The terracotta representation of South Africa above which forms part of the Doulton Fountain on Glasgow Green celebrates the British Empire along with tableau for Australia, India and Canada. The male model for the man was used for all the tableau. The 'native' woman looks clearly like a boy from the Doulton Works with a wig on. The riches of the land are represetned by the ostrich (for the its feathers), grapes, maize, a shovel for prospecting and mining and a sturdy carbine and round of heavy bullets to shoot the plentiful game and keep order. The man is determined, benign, wistful even. The woman seated at his side, her breast uncovered to represent the 'native'at the bounds of the whilte man's civilization. In the tableau for Australia and Canada where the 'native' has been eradicated or marginalised the woman is clearly modelled on a classical Greek statue - civilization and the Roman Nose have won and conquered the land. In South Africa the struggle goes on against the Native and the Boer. That struggle is still remembered through in many UK football stadiums which have 'Kop ends'. These derive from the battle in the Second Boer War in January 1900 that took place on the hill near Ladysmith called Spion Kop.
The first 80 years of British rule of the Cape colony was largely uneventful. Treated as little more than a stepping-stone to India the colony expanded slowly and was of little trading importance to Britain with the exception of the wine, wool and ivory trades. The contrast with the US is salutary: by 1870 it had 32 million people of European descent and 53,000 miles of railroad. Southern Africa had 250,000 white people and just 70 miles of railroad.
Limited British immigration led to an eastern expansion of the colony into Xhosa lands and the brutal suppression of the Xhosa.
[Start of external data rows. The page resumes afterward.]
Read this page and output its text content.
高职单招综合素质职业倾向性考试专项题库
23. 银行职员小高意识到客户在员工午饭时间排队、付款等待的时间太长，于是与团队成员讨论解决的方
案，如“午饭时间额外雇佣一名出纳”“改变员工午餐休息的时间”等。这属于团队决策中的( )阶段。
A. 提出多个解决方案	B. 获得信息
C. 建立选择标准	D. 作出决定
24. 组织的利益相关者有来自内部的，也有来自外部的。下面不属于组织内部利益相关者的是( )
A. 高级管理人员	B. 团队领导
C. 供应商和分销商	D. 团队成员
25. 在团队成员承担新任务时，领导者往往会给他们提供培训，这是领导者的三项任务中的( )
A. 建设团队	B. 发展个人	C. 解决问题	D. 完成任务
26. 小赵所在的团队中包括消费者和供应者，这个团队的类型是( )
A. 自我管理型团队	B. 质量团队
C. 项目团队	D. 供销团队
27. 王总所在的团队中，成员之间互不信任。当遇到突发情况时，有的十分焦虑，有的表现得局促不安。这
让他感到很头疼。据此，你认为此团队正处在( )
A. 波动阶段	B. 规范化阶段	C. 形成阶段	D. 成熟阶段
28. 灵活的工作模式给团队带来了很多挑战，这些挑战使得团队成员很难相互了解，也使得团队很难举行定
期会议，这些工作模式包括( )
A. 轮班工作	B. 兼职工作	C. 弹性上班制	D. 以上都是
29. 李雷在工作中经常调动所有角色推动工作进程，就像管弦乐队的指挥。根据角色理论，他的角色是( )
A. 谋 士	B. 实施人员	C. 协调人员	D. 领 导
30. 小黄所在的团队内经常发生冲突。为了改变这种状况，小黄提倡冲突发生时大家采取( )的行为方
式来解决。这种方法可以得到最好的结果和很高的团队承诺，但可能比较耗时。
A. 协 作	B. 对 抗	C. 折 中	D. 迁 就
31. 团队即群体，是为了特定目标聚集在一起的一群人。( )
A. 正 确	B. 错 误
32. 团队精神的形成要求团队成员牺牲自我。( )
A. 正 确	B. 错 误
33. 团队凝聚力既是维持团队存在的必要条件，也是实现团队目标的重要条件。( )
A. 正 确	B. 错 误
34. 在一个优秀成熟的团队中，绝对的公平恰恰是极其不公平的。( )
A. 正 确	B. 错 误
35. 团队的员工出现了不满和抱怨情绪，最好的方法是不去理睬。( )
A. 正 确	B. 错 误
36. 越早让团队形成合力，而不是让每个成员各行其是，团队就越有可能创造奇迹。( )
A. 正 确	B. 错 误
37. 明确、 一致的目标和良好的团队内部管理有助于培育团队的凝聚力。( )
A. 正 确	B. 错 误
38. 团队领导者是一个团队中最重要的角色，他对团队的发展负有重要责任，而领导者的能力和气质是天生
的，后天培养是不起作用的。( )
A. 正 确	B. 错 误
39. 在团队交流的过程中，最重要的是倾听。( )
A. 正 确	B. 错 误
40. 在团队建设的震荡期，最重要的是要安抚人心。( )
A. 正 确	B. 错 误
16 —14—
In the late 1820s and early 1830s slaves were emancipated and under pressure from the London Missionary Societies the Khoikhoi were granted equality before the law - although in reality with neither political power nor access to land freed slaves and Khoikhoi were virtually enserfed to white landowners.
After emancipation in the Cape Colony, as later in the United States, the forms were the forms of freedom, but the facts were still the facts of exploitation.
From this time hence Khoikhoi and freed slaves came to be called the Cape Coloured people and were to become one of the four racial categories recognised by South African governments in the 20th century - the others being White, African/Native and Indian.
Rather than a gradual merging of the White Afrikaaner population and the Coloured population, further segregation was enforced through the Dutch Reformed Church's decision to separate White and Coloured congregations and the exclusion of Coloured children from schools.
In 1853 Britain ceded local decision-making, subject to British veto, through a bi-cameral parliament with British officials occupying executive positions.
Afrikaner discontent at slave emancipation, the use of English as the official language, and growing anti-British feeling led to the migration of 9% of the White population and their five thousand mainly Khoikhoi and Coloured servants from the east of the colony on the Great Trek, as it became known, which was led by voortrekkers (pioneers).